DKW
DKW (1931 - 1939)
出典: フリー百科事典『ウィキペディア(Wikipedia)』 (2021/05/15 04:32 UTC 版)
「スプリット・シングル (内燃機関)」の記事における「DKW (1931 - 1939)」の解説
1931年にイング・ツェラーにより製造され、オートバイレースにて用いられたスプリット・シングルエンジンは、戦前の小排気量オートバイレースにおいて、DKWに支配的な地位をもたらす事に貢献した。DKWのスプリット・シングルは戦後のプフが採用したものと同様の、V形状ピギーバックタイプのコンロッドを使用していたが、最大の特徴は燃焼を司るスプリット・シングルの他に、掃気用のシリンダーが別に用意された1気筒3ピストン方式を採用していた点にある。
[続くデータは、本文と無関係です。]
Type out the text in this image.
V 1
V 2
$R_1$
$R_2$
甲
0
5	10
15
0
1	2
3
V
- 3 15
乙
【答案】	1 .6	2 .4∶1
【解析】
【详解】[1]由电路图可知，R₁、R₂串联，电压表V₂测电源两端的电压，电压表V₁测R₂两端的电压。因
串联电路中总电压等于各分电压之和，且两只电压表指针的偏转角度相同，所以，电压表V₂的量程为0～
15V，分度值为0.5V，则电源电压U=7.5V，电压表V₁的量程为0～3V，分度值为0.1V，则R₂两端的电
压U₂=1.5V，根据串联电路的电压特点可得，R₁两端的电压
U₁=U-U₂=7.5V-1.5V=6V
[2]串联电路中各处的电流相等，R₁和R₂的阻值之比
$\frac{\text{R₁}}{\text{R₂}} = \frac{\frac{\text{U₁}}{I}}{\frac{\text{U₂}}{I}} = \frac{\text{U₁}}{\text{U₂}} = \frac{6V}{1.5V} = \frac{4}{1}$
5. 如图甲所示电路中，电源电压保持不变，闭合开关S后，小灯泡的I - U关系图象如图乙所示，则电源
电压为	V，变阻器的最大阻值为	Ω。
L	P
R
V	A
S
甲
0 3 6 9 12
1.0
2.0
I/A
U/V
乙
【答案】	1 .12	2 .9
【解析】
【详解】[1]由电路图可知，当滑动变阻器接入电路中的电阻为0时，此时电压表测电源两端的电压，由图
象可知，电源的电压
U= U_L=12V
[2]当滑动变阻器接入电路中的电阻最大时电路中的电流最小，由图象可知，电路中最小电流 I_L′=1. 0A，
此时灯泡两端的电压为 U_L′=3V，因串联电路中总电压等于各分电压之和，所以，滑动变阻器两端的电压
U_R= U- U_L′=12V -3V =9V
この方式はクランクケースによる一時圧縮が不要となり、潤滑系統を4ストロークエンジンと同様にできる利点があるが、DKWは潤滑方式というよりも掃気シリンダーによる過給効果を期待し、この形式の開発を戦前期に非常に盛んに行った。戦前のオートバイレースのレギュレーションでは、過給機の装着禁止が明文化されていなかった為に、DKWはクランクケース圧縮と掃気シリンダーを併用したものや、掃気シリンダーの代わりに対向ピストンエンジンの掃気装置に類似したベーンポンプ(ベーン式スーパーチャージャー)を装着したものなどを設計している。この時期のDKW製スプリット・シングルの代表例がDKW・SS350で、180度対向配置の掃気シリンダーでの過給で32馬力を発揮した。他に250ccのSS250でも同様のコンセプトが採用されたが、両者とも激しい放熱に耐える為に冷却方式は水冷が選択された。第二次世界大戦の勃発でロードレースから一時撤退する1939年末時点では、並列2気筒4ピストン型のUS250は40馬力、US350は48馬力にまで達していたという。しかし、DKWはプフのようにスプリット・シングルを市販車両に展開する事は無く、戦後は簡素な構造ながらも高性能な、ウォルター・カーデンの排気チャンバーを採用した従来型単気筒レーサーの開発に注力した為、スプリット・シングルの系譜は戦前までで途絶えている。